In modern times, Valentine’s Day is little more than a Hallmark© holiday, a day where men are expected to bravely venture to perfume counters and greeting card shops in order to procure tokens of affection for their loved ones. Women play their part by silently smiling at whatever meager offerings have been cast begrudgingly at their feet. Because there is one other Valentine’s Day tradition, one which probably trumps the others, and that is for men to bitch and moan about how facile and phony they find Valentine’s Day. This either implies the great sacrifice they have made in purchasing a Whitman’s Sampler, or renders the entire event meaningless. Perhaps it accomplishes a curious combination of both.


It’s ironic that the very same men who decry the Great Corporate Sham that is Valentine’s Day will sanctify an equally meaningless and borderline racist holiday like St. Patrick’s Day almost exactly a month later. All holidays are bullshit, aren’t they? Easter, Halloween, birthdays and anniversaries, they are all just days bound by the rotation and revolution of our planet. We choose to memorialize them, make them special and frame them in ritual so we have something to look forward to, and something to reflect upon when the day is done. We certainly don’t need to do it. It’s Winter no matter what solstice holiday you recognize. But remembering how many candles were lit on the menorah might help one recall what date in December they received the phone call that Junior made varsity football. Or something.

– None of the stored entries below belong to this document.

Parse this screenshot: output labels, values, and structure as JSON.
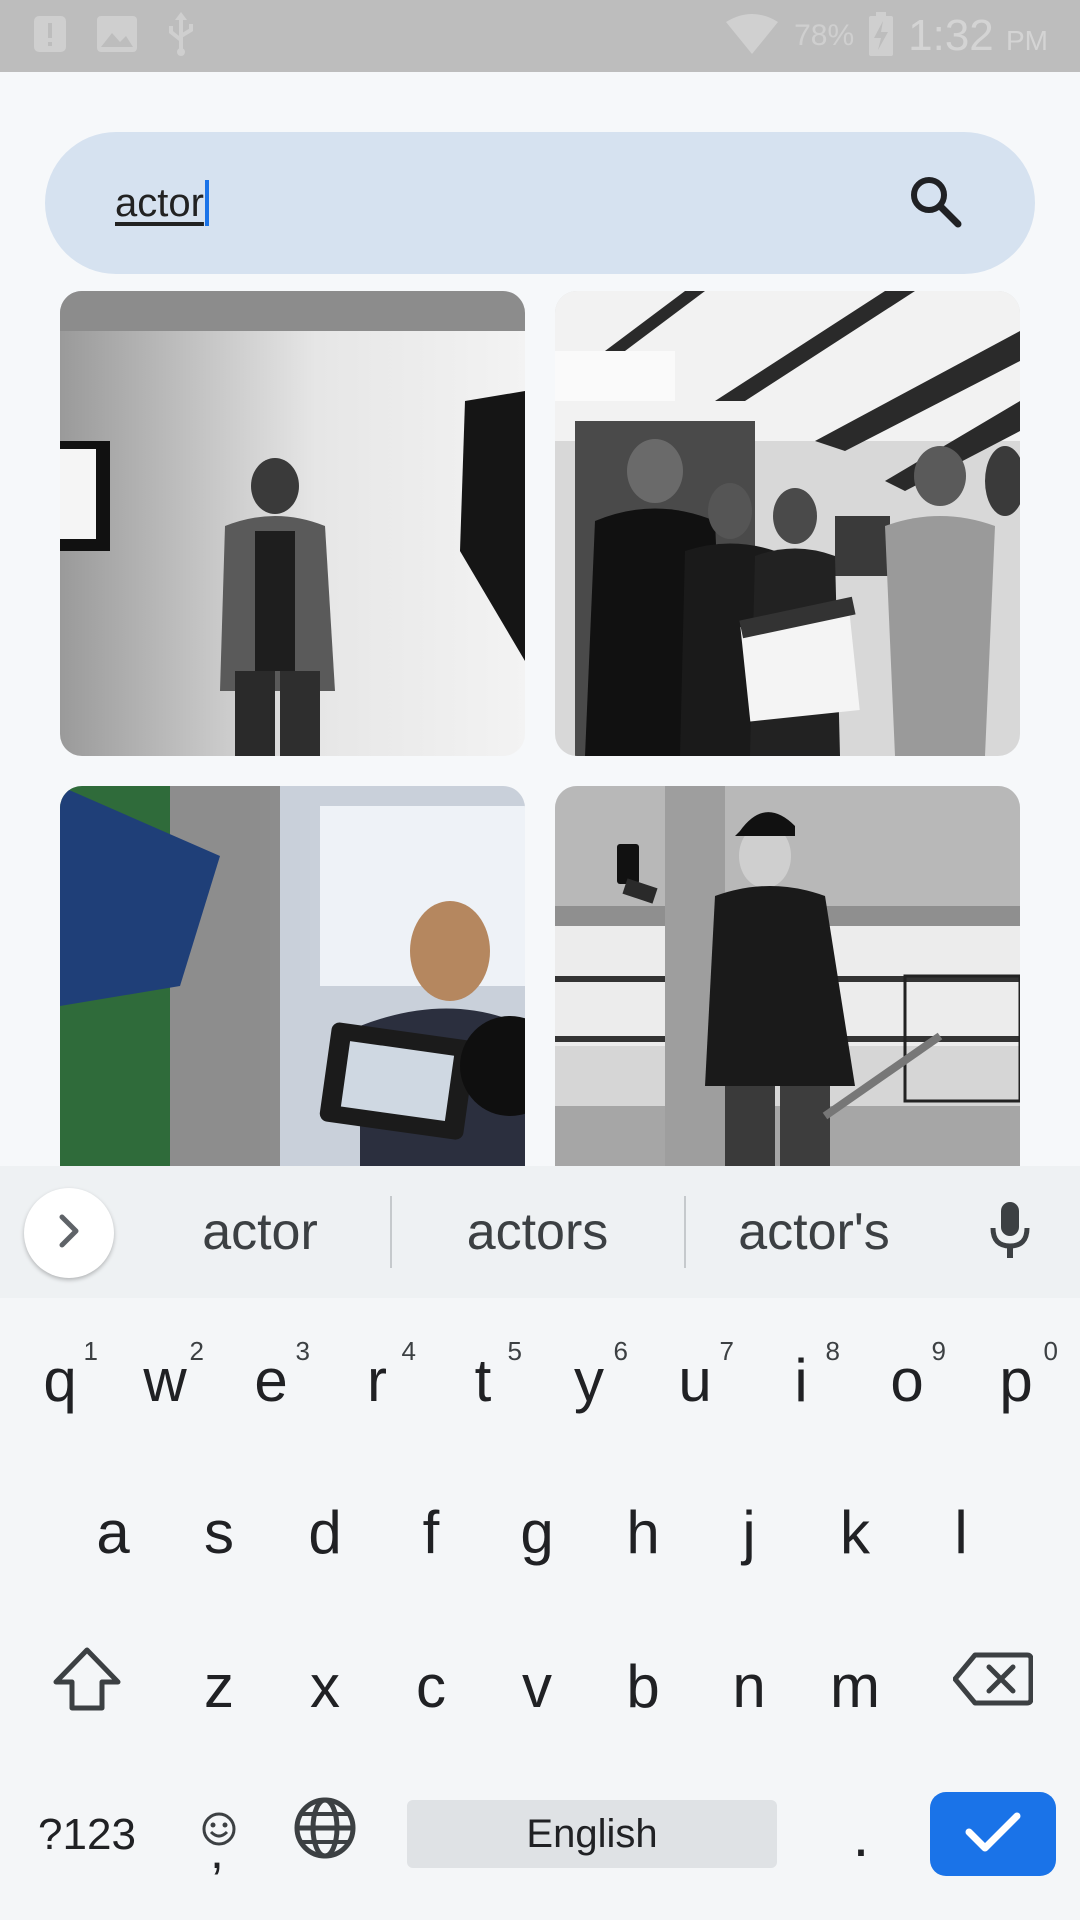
{
  "status_bar": {
    "battery_percent": "78%",
    "time": "1:32",
    "ampm": "PM",
    "icons": [
      "alert-icon",
      "image-icon",
      "usb-icon",
      "wifi-icon",
      "battery-charging-icon"
    ]
  },
  "search": {
    "query": "actor",
    "search_icon": "search-icon"
  },
  "results": [
    {
      "name": "image-result-1",
      "alt": "man in studio with lights"
    },
    {
      "name": "image-result-2",
      "alt": "group with clapperboard"
    },
    {
      "name": "image-result-3",
      "alt": "camera filming woman"
    },
    {
      "name": "image-result-4",
      "alt": "Chaplin impersonator"
    }
  ],
  "suggestions": [
    "actor",
    "actors",
    "actor's"
  ],
  "keyboard": {
    "row1": [
      {
        "k": "q",
        "h": "1"
      },
      {
        "k": "w",
        "h": "2"
      },
      {
        "k": "e",
        "h": "3"
      },
      {
        "k": "r",
        "h": "4"
      },
      {
        "k": "t",
        "h": "5"
      },
      {
        "k": "y",
        "h": "6"
      },
      {
        "k": "u",
        "h": "7"
      },
      {
        "k": "i",
        "h": "8"
      },
      {
        "k": "o",
        "h": "9"
      },
      {
        "k": "p",
        "h": "0"
      }
    ],
    "row2": [
      "a",
      "s",
      "d",
      "f",
      "g",
      "h",
      "j",
      "k",
      "l"
    ],
    "row3": [
      "z",
      "x",
      "c",
      "v",
      "b",
      "n",
      "m"
    ],
    "symbols_label": "?123",
    "comma_label": ",",
    "space_label": "English",
    "period_label": ".",
    "accent_color": "#1a73e8"
  }
}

The point is that just because Valentine’s Day is bullshit doesn’t mean you shouldn’t suck it up and celebrate without grumbling. It’s not rigorously scientific, just get some flowers and candy and take her out to dinner. Don’t mention how much more the flowers and candy cost on Valentine’s Day, don’t tell any anecdotes about what you went through to get the presents, simply smile, ask her to be your Valentine, and kiss her. You’ll earn important brownie points that you’ll need to redeem when you embarrass yourself on St. Patrick’s Day.